Dal gioco si può uscire e rientrare in qualunque momento e può diventare come in questo caso un supporto per la crescita.
Filippo invece è un ragazzo molto chiuso, con pochi amici e anche con poco desiderio ad averne.
Il mondo non gli piace. Troppe responsabilità, troppo impegno bisogna metterci per raggiungere qualche obbiettivo, e lui proprio non ne ha di energie.
Ogni attività sembra essere vissuta da lui solo nei suoi aspetti più faticosi e sembra non intravedersi neanche una piccola speranza che qualcosa possa anche essere divertente, leggero e gratificante.
Durante il lockdown il virtuale per lui è stato un mondo dove potersi isolare, un mondo senza frustrazioni, un mondo segreto dove non si conosce nessuno e dove non bisogna farsi conoscere da nessuno.
Si è iscritto ad un sito chiamato appunto “Segreto”, dove è possibile scrivere un proprio segreto senza svelare la propria identità. Non voglio che nessuno sappia che esisto.
La scelta del sito “Segreto” tra tante realtà che offre il web è molto indicativa del suo stato d’animo, dove ancora la vergogna, la paura di mostrarsi agli altri è molto forte e dove c’è il desiderio di essere letti da qualcuno, ma prevale la sfiducia nel fatto di poter essere capiti da qualcuno del mondo sia reale che virtuale.

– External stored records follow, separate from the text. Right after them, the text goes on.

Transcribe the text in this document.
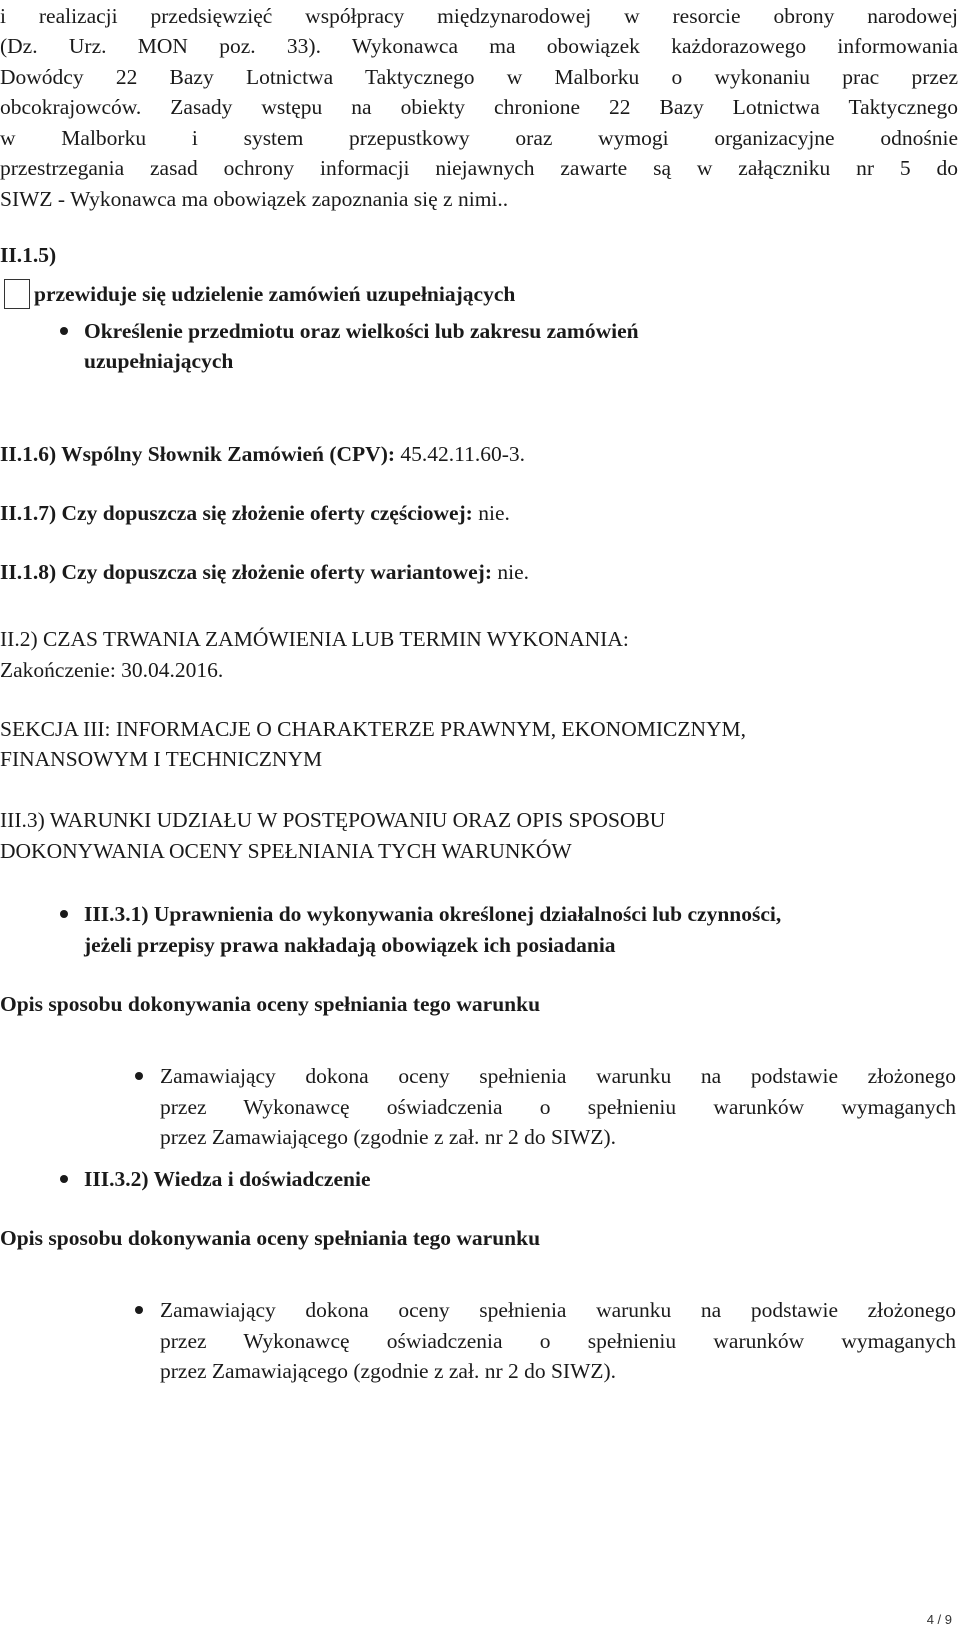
i realizacji przedsięwzięć współpracy międzynarodowej w resorcie obrony narodowej
(Dz. Urz. MON poz. 33). Wykonawca ma obowiązek każdorazowego informowania
Dowódcy 22 Bazy Lotnictwa Taktycznego w Malborku o wykonaniu prac przez
obcokrajowców. Zasady wstępu na obiekty chronione 22 Bazy Lotnictwa Taktycznego
w Malborku i system przepustkowy oraz wymogi organizacyjne odnośnie
przestrzegania zasad ochrony informacji niejawnych zawarte są w załączniku nr 5 do
SIWZ - Wykonawca ma obowiązek zapoznania się z nimi..
II.1.5)
przewiduje się udzielenie zamówień uzupełniających
Określenie przedmiotu oraz wielkości lub zakresu zamówień
uzupełniających
II.1.6) Wspólny Słownik Zamówień (CPV): 45.42.11.60-3.
II.1.7) Czy dopuszcza się złożenie oferty częściowej: nie.
II.1.8) Czy dopuszcza się złożenie oferty wariantowej: nie.
II.2) CZAS TRWANIA ZAMÓWIENIA LUB TERMIN WYKONANIA:
Zakończenie: 30.04.2016.
SEKCJA III: INFORMACJE O CHARAKTERZE PRAWNYM, EKONOMICZNYM,
FINANSOWYM I TECHNICZNYM
III.3) WARUNKI UDZIAŁU W POSTĘPOWANIU ORAZ OPIS SPOSOBU
DOKONYWANIA OCENY SPEŁNIANIA TYCH WARUNKÓW
III.3.1) Uprawnienia do wykonywania określonej działalności lub czynności,
jeżeli przepisy prawa nakładają obowiązek ich posiadania
Opis sposobu dokonywania oceny spełniania tego warunku
Zamawiający dokona oceny spełnienia warunku na podstawie złożonego
przez Wykonawcę oświadczenia o spełnieniu warunków wymaganych
przez Zamawiającego (zgodnie z zał. nr 2 do SIWZ).
III.3.2) Wiedza i doświadczenie
Opis sposobu dokonywania oceny spełniania tego warunku
Zamawiający dokona oceny spełnienia warunku na podstawie złożonego
przez Wykonawcę oświadczenia o spełnieniu warunków wymaganych
przez Zamawiającego (zgodnie z zał. nr 2 do SIWZ).
4 / 9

Quindi meglio esporsi con una falsa identità.
Il suo disperato bisogno di un legame sembra non riesca a trovare un canale di espressione che sia reale o virtuale.

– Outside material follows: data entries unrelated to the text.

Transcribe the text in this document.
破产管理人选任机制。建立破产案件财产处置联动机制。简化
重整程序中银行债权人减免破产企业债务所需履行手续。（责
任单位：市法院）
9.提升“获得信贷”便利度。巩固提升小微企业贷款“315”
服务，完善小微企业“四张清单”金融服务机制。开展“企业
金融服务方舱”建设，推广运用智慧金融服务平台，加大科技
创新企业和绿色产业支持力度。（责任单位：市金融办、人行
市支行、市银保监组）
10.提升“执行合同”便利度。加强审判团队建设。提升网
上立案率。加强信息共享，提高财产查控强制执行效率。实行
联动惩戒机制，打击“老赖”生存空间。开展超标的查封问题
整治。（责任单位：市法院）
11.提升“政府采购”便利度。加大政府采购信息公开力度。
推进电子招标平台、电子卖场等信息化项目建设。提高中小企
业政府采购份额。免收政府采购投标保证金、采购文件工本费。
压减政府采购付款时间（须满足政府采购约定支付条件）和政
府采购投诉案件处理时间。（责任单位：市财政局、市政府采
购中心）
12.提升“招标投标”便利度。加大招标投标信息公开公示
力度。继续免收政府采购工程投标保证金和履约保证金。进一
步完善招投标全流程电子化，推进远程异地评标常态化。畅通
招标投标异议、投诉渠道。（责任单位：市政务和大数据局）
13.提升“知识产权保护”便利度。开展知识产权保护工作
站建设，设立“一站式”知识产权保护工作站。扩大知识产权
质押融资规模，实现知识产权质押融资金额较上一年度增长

Anche nel web si nasconde.
Invece di essere una finestra verso il mondo, il web è stato per lui un posto dove annientarsi e dove trascorrere molto tempo senza il rischio di incontrare qualcuno: ma comunque una possibilità di comunicare con qualcuno seppure sotto falsa identità.
A differenza del caso riportato prima il web, Il gioco virtuale per Filippo non è stato un luogo di esplorazione e di sperimentazione e di “ponte” del reale, bensì un luogo per continuare a negare il reale e la ricerca di relazioni vere
Questo ragazzo sembra non riuscire a trovare una mediazione tra il proprio mondo interno e le richieste del mondo esterno: quindi la strada che segue è quella di sottrarsi per quello che riesce agli obblighi della realtà, per scomparire nel gioco virtuale E in un mondo di fantasia per lui rassicurante.
Il prezzo che paga è però molto alto, perché c’è una rinuncia implicita a trovare soddisfazione e consolazione nelle relazioni con l’altro da sé.
Credo in conclusione, che ciò che accade nel mondo del web vada preso sul serio, esattamente come ciò che accade fuori. Sia per quanto riguarda gli adulti che per i ragazzi.
Che possa essere un’opportunità per crescere. Per reinventarsi.
Questa è la nuova realtà in cui siamo immersi tutti, come genitori, come insegnanti, come terapeuti e così via.
Vale la pena diventarne consapevoli come fanno i ragazzi e avere il coraggio di esplorarla senza troppi pregiudizi e timori.
D’altra parte l’essere umano- è capace -di adattarsi in modo creativo a situazioni nuove, come la storia millenaria ci insegna.